We went to mecca this past weekend. No, not Graceland but Cooperstown. We took the boys on a pilgrimmage to visit the Baseball Hall of Fame and stayed with some friends who actually live up there. I always thought Cooperstown was inhabited only by the ghosts of ballplayers past — like Shoeless Joe Jackson and Honus Wagner. But evidently you can live there even if you’re still among the living.
Bryna commented that she’d never seen the three of us (me, Ben, and Zack) so equally enraptured as we wondered around the HOF. This was actually my third visit to Cooperstown but I hadn’t been there since I was in high school.

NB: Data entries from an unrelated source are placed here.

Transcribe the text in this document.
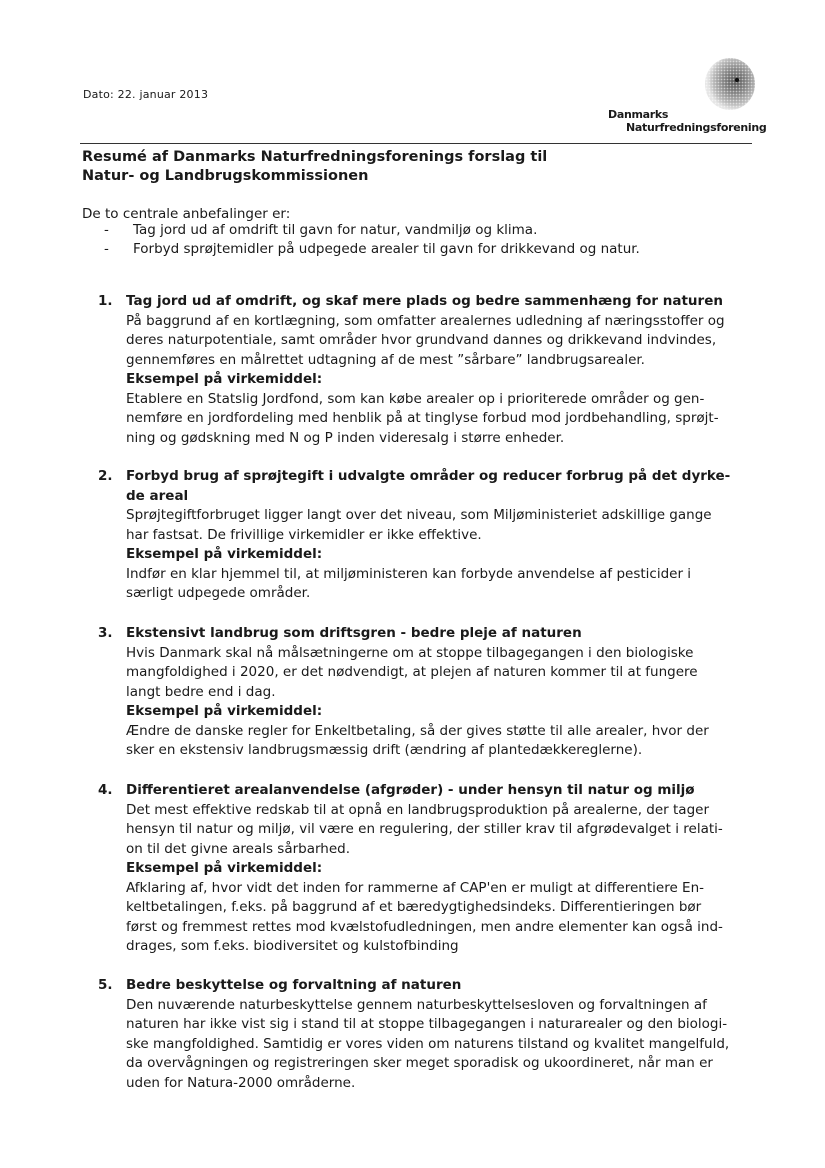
Dato: 22. januar 2013
Danmarks
Naturfredningsforening
Resumé af Danmarks Naturfredningsforenings forslag til
Natur- og Landbrugskommissionen
De to centrale anbefalinger er:
- Tag jord ud af omdrift til gavn for natur, vandmiljø og klima.
- Forbyd sprøjtemidler på udpegede arealer til gavn for drikkevand og natur.
1. Tag jord ud af omdrift, og skaf mere plads og bedre sammenhæng for naturen
På baggrund af en kortlægning, som omfatter arealernes udledning af næringsstoffer og
deres naturpotentiale, samt områder hvor grundvand dannes og drikkevand indvindes,
gennemføres en målrettet udtagning af de mest ”sårbare” landbrugsarealer.
Eksempel på virkemiddel:
Etablere en Statslig Jordfond, som kan købe arealer op i prioriterede områder og gen-
nemføre en jordfordeling med henblik på at tinglyse forbud mod jordbehandling, sprøjt-
ning og gødskning med N og P inden videresalg i større enheder.
2. Forbyd brug af sprøjtegift i udvalgte områder og reducer forbrug på det dyrke-
de areal
Sprøjtegiftforbruget ligger langt over det niveau, som Miljøministeriet adskillige gange
har fastsat. De frivillige virkemidler er ikke effektive.
Eksempel på virkemiddel:
Indfør en klar hjemmel til, at miljøministeren kan forbyde anvendelse af pesticider i
særligt udpegede områder.
3. Ekstensivt landbrug som driftsgren - bedre pleje af naturen
Hvis Danmark skal nå målsætningerne om at stoppe tilbagegangen i den biologiske
mangfoldighed i 2020, er det nødvendigt, at plejen af naturen kommer til at fungere
langt bedre end i dag.
Eksempel på virkemiddel:
Ændre de danske regler for Enkeltbetaling, så der gives støtte til alle arealer, hvor der
sker en ekstensiv landbrugsmæssig drift (ændring af plantedækkereglerne).
4. Differentieret arealanvendelse (afgrøder) - under hensyn til natur og miljø
Det mest effektive redskab til at opnå en landbrugsproduktion på arealerne, der tager
hensyn til natur og miljø, vil være en regulering, der stiller krav til afgrødevalget i relati-
on til det givne areals sårbarhed.
Eksempel på virkemiddel:
Afklaring af, hvor vidt det inden for rammerne af CAP'en er muligt at differentiere En-
keltbetalingen, f.eks. på baggrund af et bæredygtighedsindeks. Differentieringen bør
først og fremmest rettes mod kvælstofudledningen, men andre elementer kan også ind-
drages, som f.eks. biodiversitet og kulstofbinding
5. Bedre beskyttelse og forvaltning af naturen
Den nuværende naturbeskyttelse gennem naturbeskyttelsesloven og forvaltningen af
naturen har ikke vist sig i stand til at stoppe tilbagegangen i naturarealer og den biologi-
ske mangfoldighed. Samtidig er vores viden om naturens tilstand og kvalitet mangelfuld,
da overvågningen og registreringen sker meget sporadisk og ukoordineret, når man er
uden for Natura-2000 områderne.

It’s still as magical a place as ever, full of “holy” relics like Jackie Robinson’s spikes and the bat used by Babe Ruth to hit his famed “called shot” World Series homer.

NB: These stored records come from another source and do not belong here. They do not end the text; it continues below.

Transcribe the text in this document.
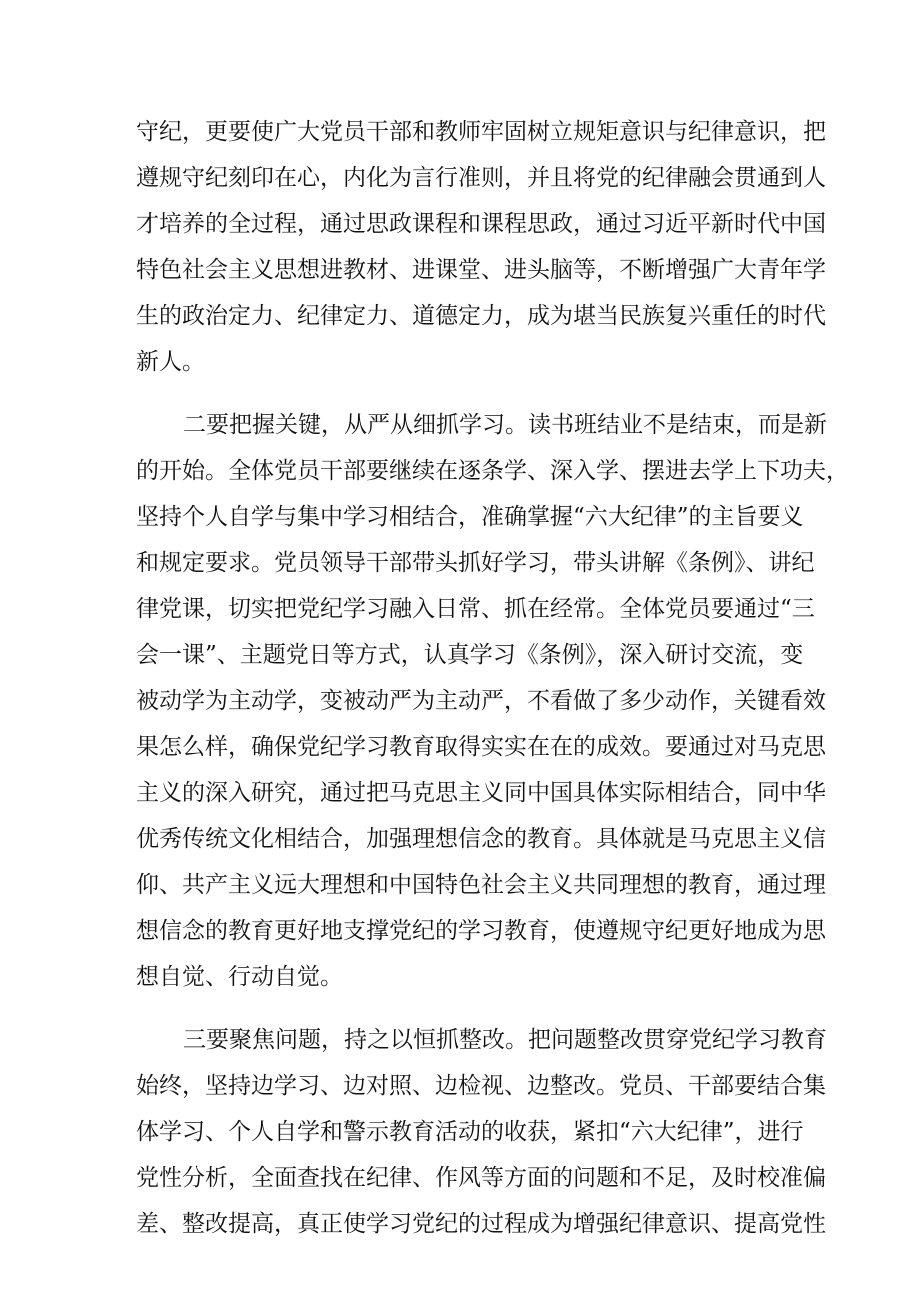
守纪，更要使广大党员干部和教师牢固树立规矩意识与纪律意识，把
遵规守纪刻印在心，内化为言行准则，并且将党的纪律融会贯通到人
才培养的全过程，通过思政课程和课程思政，通过习近平新时代中国
特色社会主义思想进教材、进课堂、进头脑等，不断增强广大青年学
生的政治定力、纪律定力、道德定力，成为堪当民族复兴重任的时代
新人。
二要把握关键，从严从细抓学习。读书班结业不是结束，而是新
的开始。全体党员干部要继续在逐条学、深入学、摆进去学上下功夫，
坚持个人自学与集中学习相结合，准确掌握“六大纪律”的主旨要义
和规定要求。党员领导干部带头抓好学习，带头讲解《条例》、讲纪
律党课，切实把党纪学习融入日常、抓在经常。全体党员要通过“三
会一课”、主题党日等方式，认真学习《条例》，深入研讨交流，变
被动学为主动学，变被动严为主动严，不看做了多少动作，关键看效
果怎么样，确保党纪学习教育取得实实在在的成效。要通过对马克思
主义的深入研究，通过把马克思主义同中国具体实际相结合，同中华
优秀传统文化相结合，加强理想信念的教育。具体就是马克思主义信
仰、共产主义远大理想和中国特色社会主义共同理想的教育，通过理
想信念的教育更好地支撑党纪的学习教育，使遵规守纪更好地成为思
想自觉、行动自觉。
三要聚焦问题，持之以恒抓整改。把问题整改贯穿党纪学习教育
始终，坚持边学习、边对照、边检视、边整改。党员、干部要结合集
体学习、个人自学和警示教育活动的收获，紧扣“六大纪律”，进行
党性分析，全面查找在纪律、作风等方面的问题和不足，及时校准偏
差、整改提高，真正使学习党纪的过程成为增强纪律意识、提高党性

I may (sort of) joke about making a holy pilgrimage to Cooperstown but it’s amazing how much of our language surrounding sports revolves around religious imagery. Baseball greats are “enshrined” in the Hall of Fame and we refer to our baseball heroes as “immortals.” Just a few idolatrous touches but nothing really harmful as long as it’s all kept in perspective. If we save our true worship for God we’ll stay in pretty good spiritual shape. I have a special place in my heart for both Jesus Christ and Cal Ripken. The one was the messiah, the other a darn good baseball player. So slightly different job descriptions.
But you can mix the two. The day after spending the morning at the Hall of Fame I snuck in for an 8 am service at Christ Church, Cooperstown. Many writers have waxed poetic about the “liturgy” of baseball (thank you George Will). I’ll stick to the liturgy of the church but will always reserve the right to occasionally worship at the ballpark.